Ceylan Alkan

Ceylan Alkan

Bülbülün Kırk Şarksı

Bülbülün Kırk Şarksı

İskender PALA

“Sevdiğinin sevdiğini sev”

          Bir bülbülden dinlemek; en güzel, en özel şarkısını sevdiğine… Öyle bir aşk ki, kaç yüzyıl önce başlamış hasret, vuslat duası edilmiş yanık bir şarkı ile. Bıkmadan, yılmadan, vazgeçmeden; sevdanın gereğini yerine getirmiş Bülbül, tüm vefasıyla…

          Sevdiğiyle ateşe atılmayı göze almaktır aşk, bir an bile gözünü kırpmadı Bülbül, İbrahim ile girerken dumanı gökyüzünü sarmış alevlerin içine.
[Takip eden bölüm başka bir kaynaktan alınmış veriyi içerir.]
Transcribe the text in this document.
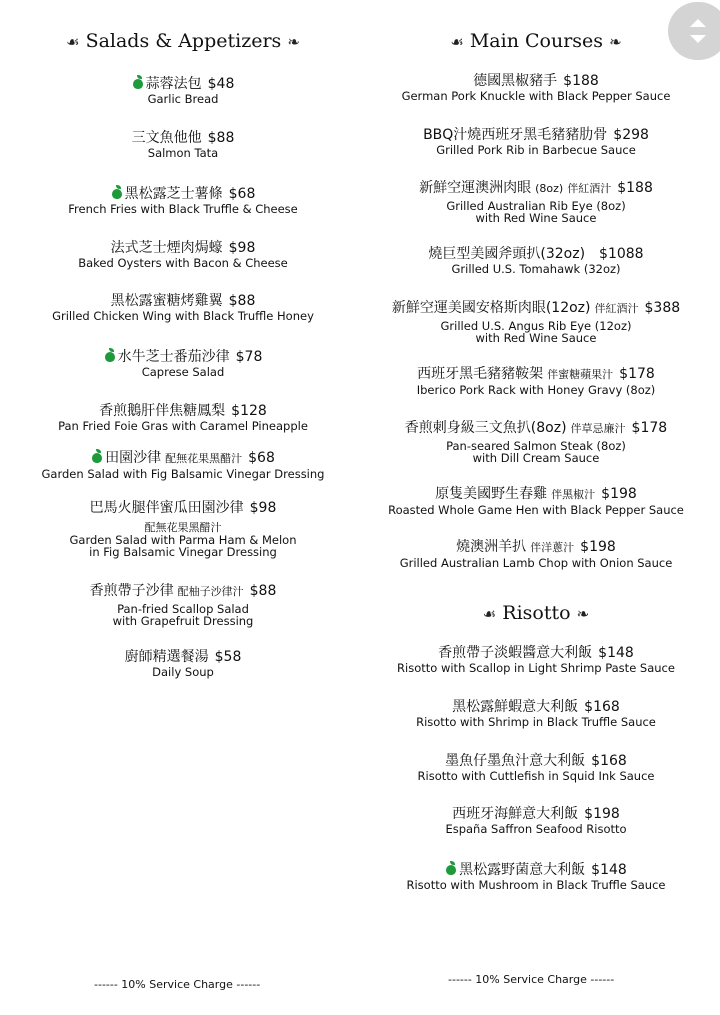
☙ Salads & Appetizers ❧
蒜蓉法包 $48
Garlic Bread
三文魚他他 $88
Salmon Tata
黑松露芝士薯條 $68
French Fries with Black Truffle & Cheese
法式芝士煙肉焗蠔 $98
Baked Oysters with Bacon & Cheese
黑松露蜜糖烤雞翼 $88
Grilled Chicken Wing with Black Truffle Honey
水牛芝士番茄沙律 $78
Caprese Salad
香煎鵝肝伴焦糖鳳梨 $128
Pan Fried Foie Gras with Caramel Pineapple
田園沙律 配無花果黑醋汁 $68
Garden Salad with Fig Balsamic Vinegar Dressing
巴馬火腿伴蜜瓜田園沙律 $98
配無花果黑醋汁
Garden Salad with Parma Ham & Melon
in Fig Balsamic Vinegar Dressing
香煎帶子沙律 配柚子沙律汁 $88
Pan-fried Scallop Salad
with Grapefruit Dressing
廚師精選餐湯 $58
Daily Soup
------ 10% Service Charge ------
☙ Main Courses ❧
德國黑椒豬手 $188
German Pork Knuckle with Black Pepper Sauce
BBQ汁燒西班牙黑毛豬豬肋骨 $298
Grilled Pork Rib in Barbecue Sauce
新鮮空運澳洲肉眼 (8oz) 伴紅酒汁 $188
Grilled Australian Rib Eye (8oz)
with Red Wine Sauce
燒巨型美國斧頭扒(32oz) $1088
Grilled U.S. Tomahawk (32oz)
新鮮空運美國安格斯肉眼(12oz) 伴紅酒汁 $388
Grilled U.S. Angus Rib Eye (12oz)
with Red Wine Sauce
西班牙黑毛豬豬鞍架 伴蜜糖蘋果汁 $178
Iberico Pork Rack with Honey Gravy (8oz)
香煎刺身級三文魚扒(8oz) 伴草忌廉汁 $178
Pan-seared Salmon Steak (8oz)
with Dill Cream Sauce
原隻美國野生春雞 伴黑椒汁 $198
Roasted Whole Game Hen with Black Pepper Sauce
燒澳洲羊扒 伴洋蔥汁 $198
Grilled Australian Lamb Chop with Onion Sauce
☙ Risotto ❧
香煎帶子淡蝦醬意大利飯 $148
Risotto with Scallop in Light Shrimp Paste Sauce
黑松露鮮蝦意大利飯 $168
Risotto with Shrimp in Black Truffle Sauce
墨魚仔墨魚汁意大利飯 $168
Risotto with Cuttlefish in Squid Ink Sauce
西班牙海鮮意大利飯 $198
España Saffron Seafood Risotto
黑松露野菌意大利飯 $148
Risotto with Mushroom in Black Truffle Sauce
------ 10% Service Charge ------
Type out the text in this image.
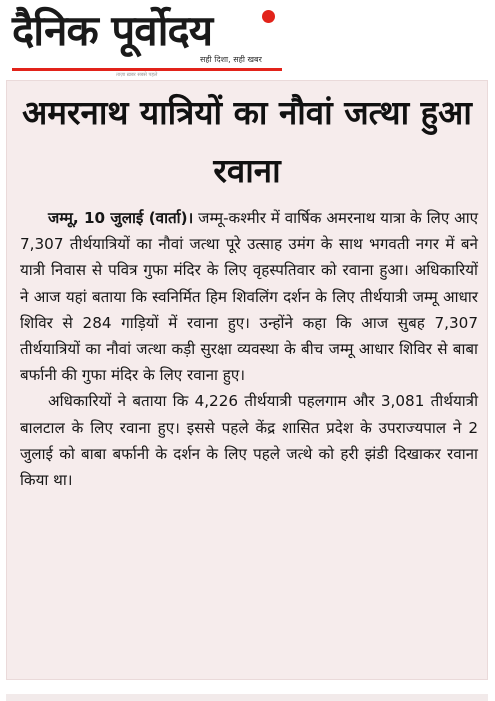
दैनिक पूर्वोदय
सही दिशा, सही खबर
ताज़ा ख़बर सबसे पहले
अमरनाथ यात्रियों का नौवां जत्था हुआ रवाना

जम्मू, 10 जुलाई (वार्ता)। जम्मू-कश्मीर में वार्षिक अमरनाथ यात्रा के लिए आए 7,307 तीर्थयात्रियों का नौवां जत्था पूरे उत्साह उमंग के साथ भगवती नगर में बने यात्री निवास से पवित्र गुफा मंदिर के लिए वृहस्पतिवार को रवाना हुआ। अधिकारियों ने आज यहां बताया कि स्वनिर्मित हिम शिवलिंग दर्शन के लिए तीर्थयात्री जम्मू आधार शिविर से 284 गाड़ियों में रवाना हुए। उन्होंने कहा कि आज सुबह 7,307 तीर्थयात्रियों का नौवां जत्था कड़ी सुरक्षा व्यवस्था के बीच जम्मू आधार शिविर से बाबा बर्फानी की गुफा मंदिर के लिए रवाना हुए।

अधिकारियों ने बताया कि 4,226 तीर्थयात्री पहलगाम और 3,081 तीर्थयात्री बालटाल के लिए रवाना हुए। इससे पहले केंद्र शासित प्रदेश के उपराज्यपाल ने 2 जुलाई को बाबा बर्फानी के दर्शन के लिए पहले जत्थे को हरी झंडी दिखाकर रवाना किया था।
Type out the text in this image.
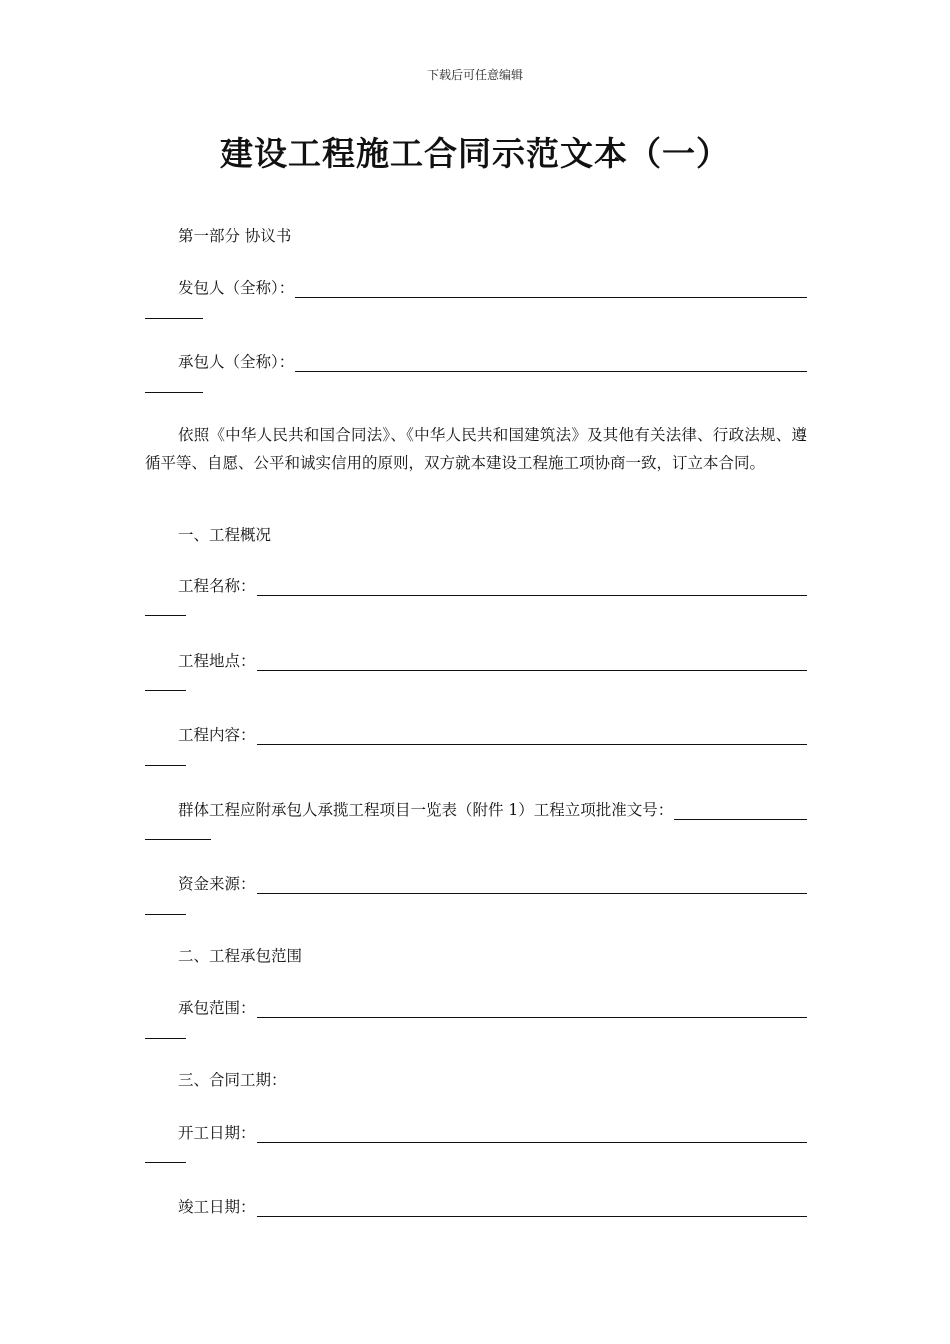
下载后可任意编辑
建设工程施工合同示范文本（一）
第一部分 协议书
发包人（全称）：
承包人（全称）：

依照《中华人民共和国合同法》、《中华人民共和国建筑法》及其他有关法律、行政法规、遵循平等、自愿、公平和诚实信用的原则，双方就本建设工程施工项协商一致，订立本合同。

一、工程概况
工程名称：
工程地点：
工程内容：
群体工程应附承包人承揽工程项目一览表（附件 1）工程立项批准文号：
资金来源：
二、工程承包范围
承包范围：
三、合同工期：
开工日期：
竣工日期：
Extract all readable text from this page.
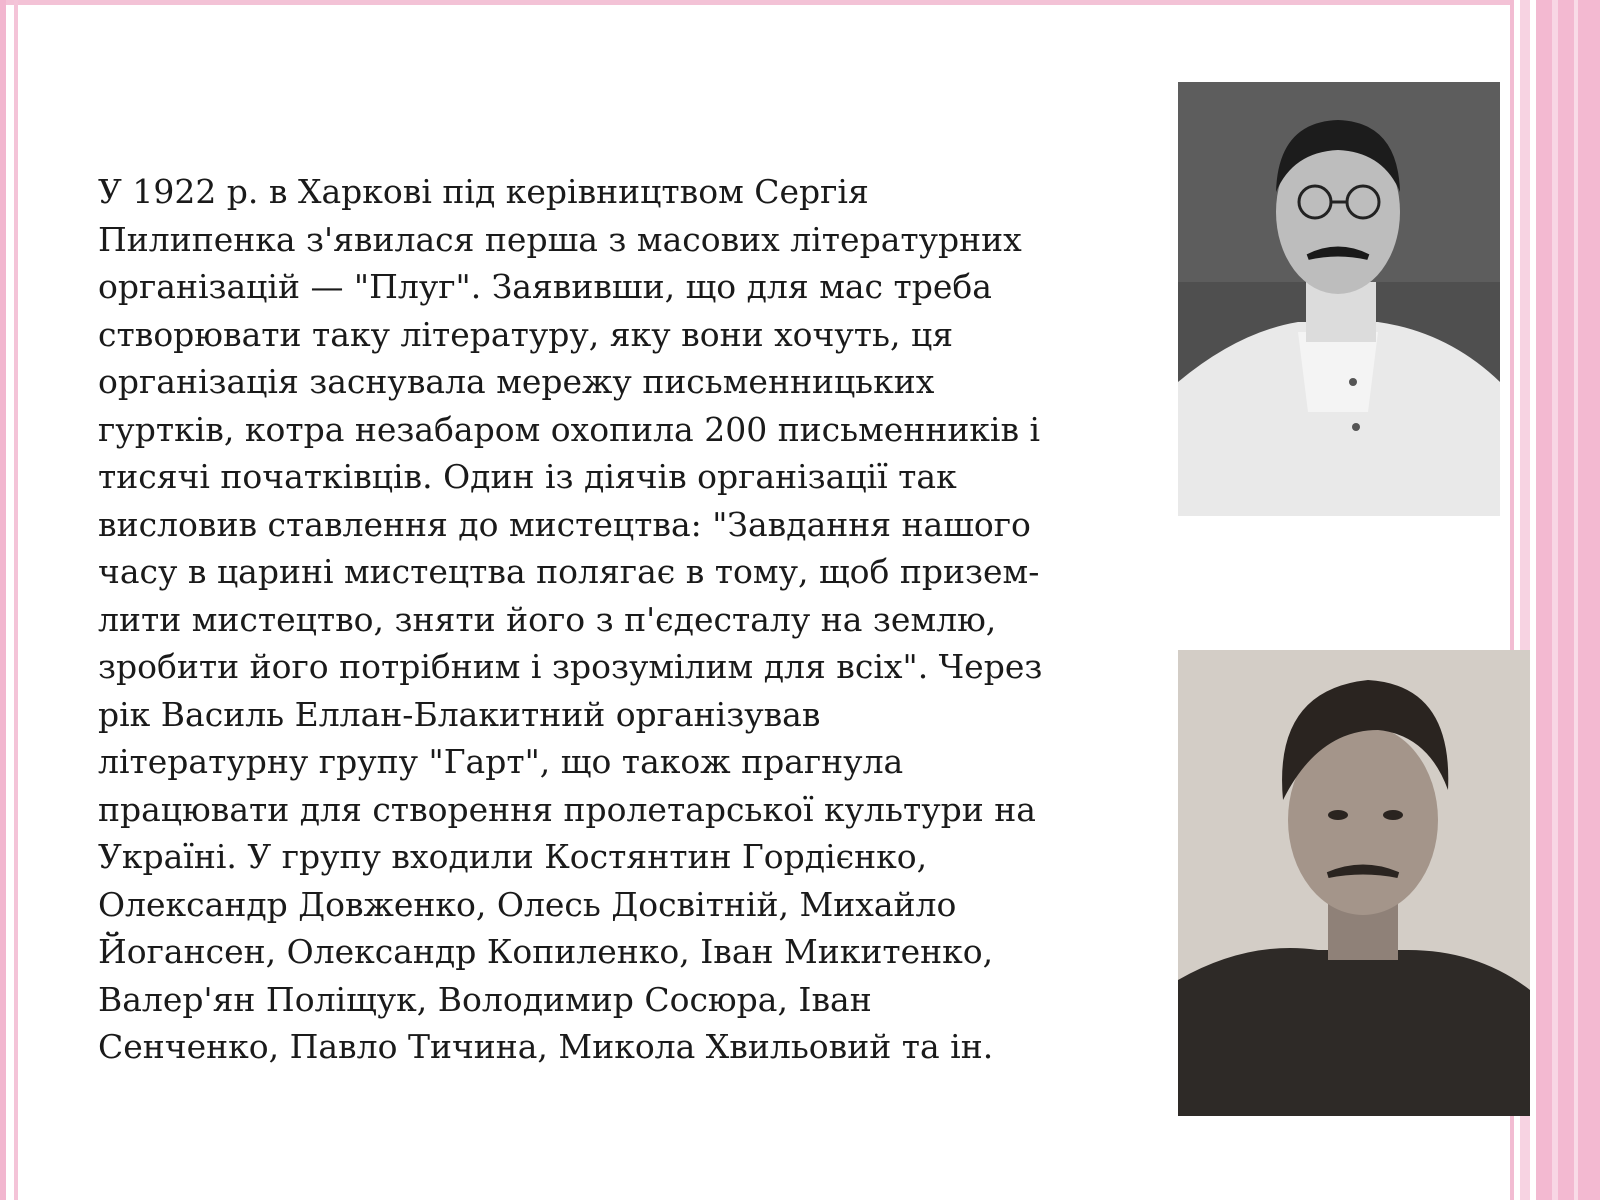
У 1922 р. в Харкові під керівництвом Сергія
Пилипенка з'явилася перша з масових літературних
організацій — "Плуг". Заявивши, що для мас треба
створювати таку літературу, яку вони хочуть, ця
організація заснувала мережу письменницьких
гуртків, котра незабаром охопила 200 письменників і
тисячі початківців. Один із діячів організації так
висловив ставлення до мистецтва: "Завдання нашого
часу в царині мистецтва полягає в тому, щоб призем-
лити мистецтво, зняти його з п'єдесталу на землю,
зробити його потрібним і зрозумілим для всіх". Через
рік Василь Еллан-Блакитний організував
літературну групу "Гарт", що також прагнула
працювати для створення пролетарської культури на
Україні. У групу входили Костянтин Гордієнко,
Олександр Довженко, Олесь Досвітній, Михайло
Йогансен, Олександр Копиленко, Іван Микитенко,
Валер'ян Поліщук, Володимир Сосюра, Іван
Сенченко, Павло Тичина, Микола Хвильовий та ін.
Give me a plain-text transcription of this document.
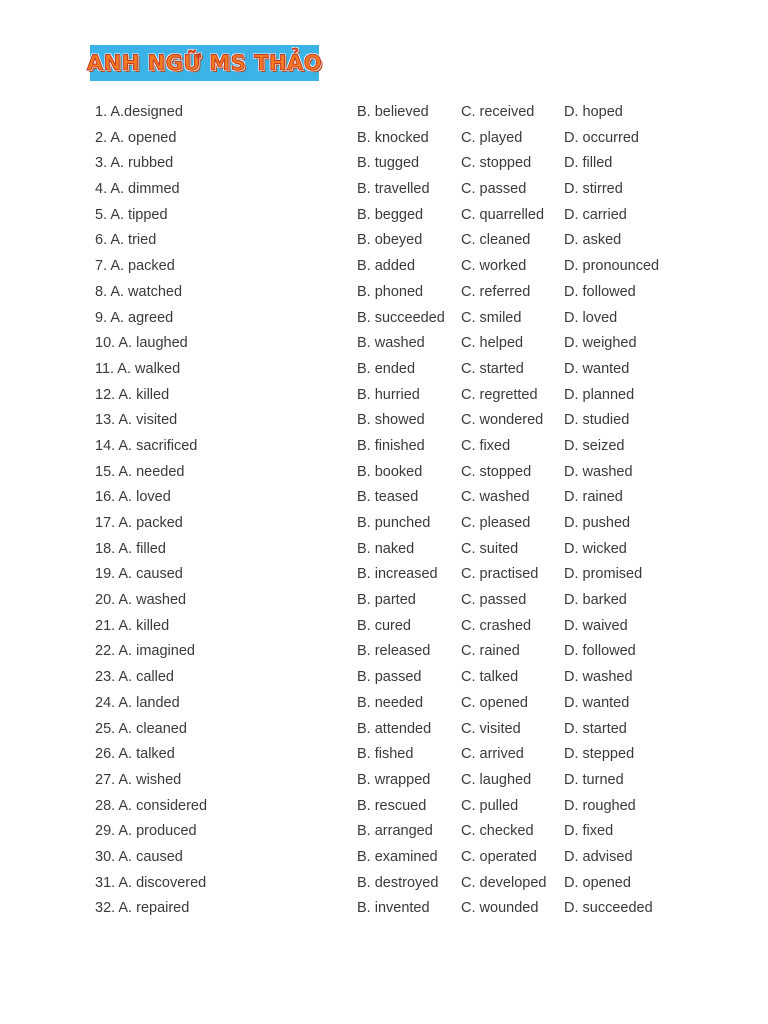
ANH NGỮ MS THẢO
1. A.designed	B. believed C. received D. hoped
2. A. opened	B. knocked C. played	D. occurred
3. A. rubbed	B. tugged	C. stopped D. filled
4. A. dimmed	B. travelled C. passed	D. stirred
5. A. tipped	B. begged	C. quarrelled D. carried
6. A. tried	B. obeyed	C. cleaned D. asked
7. A. packed	B. added	C. worked	D. pronounced
8. A. watched	B. phoned	C. referred D. followed
9. A. agreed	B. succeeded C. smiled	D. loved
10. A. laughed	B. washed	C. helped	D. weighed
11. A. walked	B. ended	C. started	D. wanted
12. A. killed	B. hurried	C. regretted D. planned
13. A. visited	B. showed	C. wondered D. studied
14. A. sacrificed	B. finished	C. fixed	D. seized
15. A. needed	B. booked	C. stopped D. washed
16. A. loved	B. teased	C. washed D. rained
17. A. packed	B. punched C. pleased D. pushed
18. A. filled	B. naked	C. suited	D. wicked
19. A. caused	B. increased C. practised D. promised
20. A. washed	B. parted	C. passed	D. barked
21. A. killed	B. cured	C. crashed D. waived
22. A. imagined	B. released C. rained	D. followed
23. A. called	B. passed	C. talked	D. washed
24. A. landed	B. needed	C. opened D. wanted
25. A. cleaned	B. attended C. visited	D. started
26. A. talked	B. fished	C. arrived	D. stepped
27. A. wished	B. wrapped C. laughed D. turned
28. A. considered	B. rescued C. pulled	D. roughed
29. A. produced	B. arranged C. checked D. fixed
30. A. caused	B. examined C. operated D. advised
31. A. discovered	B. destroyed C. developed D. opened
32. A. repaired	B. invented C. wounded D. succeeded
Her ikisini de seven vardı bir de, yakar mı onları, yakmadı elbette. Yığın yığın kütükler yeşilliklere, ateş yalımları şelalelere durmuş, kül kül, kor kor  odunlar balıklara, ırmakların çevrelediği rengarenk ve kokusu mest eden güllerle bezeli bir bahçeye dönüşüvermişti. Böylece başlamıştı Bülbülün aşkı Güle…

          Açılacak en güzel Gülü görmekti Bülbülün duası ve vefasının karşılığında verilmiş  muhteşem sesiyle, onu görünceye kadar biriktirdiği şarkıları ezberlemişti. Nereden başlanır, nasıl dökülür yaşanılanlar, bir ömre bin  ömür sığdıranların kahramanca destanları Kırk Şarkıya nasıl sığdırılır bilinmez ama Bülbül bu, verdiği sözü tutmayı başarmış. Tamı tamına kırk şarkı…  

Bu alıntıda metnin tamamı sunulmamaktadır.